「旅の左手,最果ての右手」楽曲分析(書記が音楽やるだけ#22)
メイドインアビスの2期制作が決まったことなので,早いうちに1期のおさらいをしておきたい。
楽曲情報
作詞作曲:橋本由香利
唄:リコ(富田美憂),レグ(伊瀬茉莉也),ナナチ(井澤詩織)
アニメ「メイドインアビス」のエンディングテーマ。オープニングとは対の,ほっこりした曲調でありながらも,登場人物の心理に寄せたような楽曲となっている。
全体構成
[E major]イントロ→
(1番)A→B→サビ→
(2番)A→B→サビ→
間奏→サビ→アウトロ
イントロ
早速難しそうなのが並んでいる。ここでは基本骨格とつなぎと分けて考えてみる。すると,基本は「16 145」というシンプルなものであるとみることができる。
前半はSDMを挟みながら下降していると考える。
後半にある#Ⅳdimは,ⅣとⅤのパッシングとして用いられるのが一般的である。ただ,ここでは2回使っており,特に1回目ではⅤにいくかと思いきやⅣに下がって,とすかしてくる。最後のⅤ/Ⅳはドミナント緩和と同時にベース音の流れを作る。
Aメロ
メロディのリズムについて,適当に共通部分を切り取ってみる。
AメロのコードはⅠとⅡmを中心に構成される。
後半では,半音下降を作るⅠm/♭Ⅲが印象に残りやすい。
ここで繋ぎとして多用される#Ⅳm7-5についてみておく。これはリディアンからのモーダルインターチェンジ,あるいは属調B majorからの借用と見なすことができる。元を辿るとⅡ7(9)でありドミナントを有するのがわかる。
この曲全般に言えることだが,ちょくちょくスケールが変化しているのがポイントである。
Bメロ
Bメロは大きく3つに分けられ,それぞれに特色があり,ストーリー性を形作る。
前半について,コードはⅥmとⅡが中心となり,聞こえ方としてはB major感が強くなる。

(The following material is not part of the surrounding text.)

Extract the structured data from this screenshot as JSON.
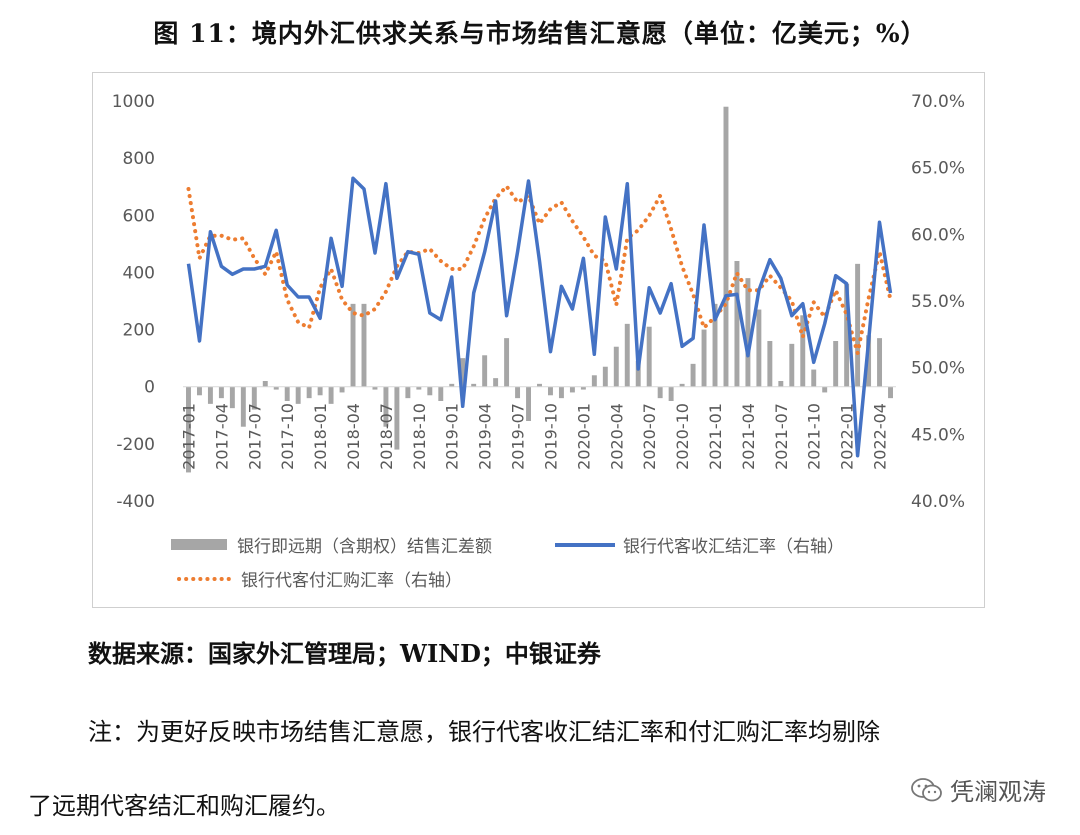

Aメロとは違い,メロディは16分を増やしてそれらをつなぎ合わせたものとなっていく。
後半は「125」に半音下降を加えた形。
ここは単純に,ダイアトニックコードの下降である,合いの手を挟んで繰り返し。
サビ前で,2小節かけた大胆な上昇コードを見せる(特に#Ⅳはかなり外れている)。
サビ
メロディは一気に伸びのあるものに変わる。
ちょうど今までのコードを混ぜたものが,サビとなって現れてくる。「ⅠとⅡm」と「ⅥmとⅡ」の繋ぎはセカンダリードミナントであるⅢに半音進行するようベース音を転回したものである。
半音下降をさらに伸ばす。
締めはSDMによる「671」である。
間奏
Cメロで再び盛り上がるために,ここではゆっくり下降する。
Cメロ
「なーなーなー」のところ。雰囲気としてはBメロに近い,2回繰り返し。
少しずつ上がっていく,SDMである♭Ⅶでさらに期待感をあげていく。
ここでも色々混ぜて上昇している,Ⅶに至ってはもはや調性からの外れが強く思い切った進行である。この上昇について,歌詞とも合っているのが良い。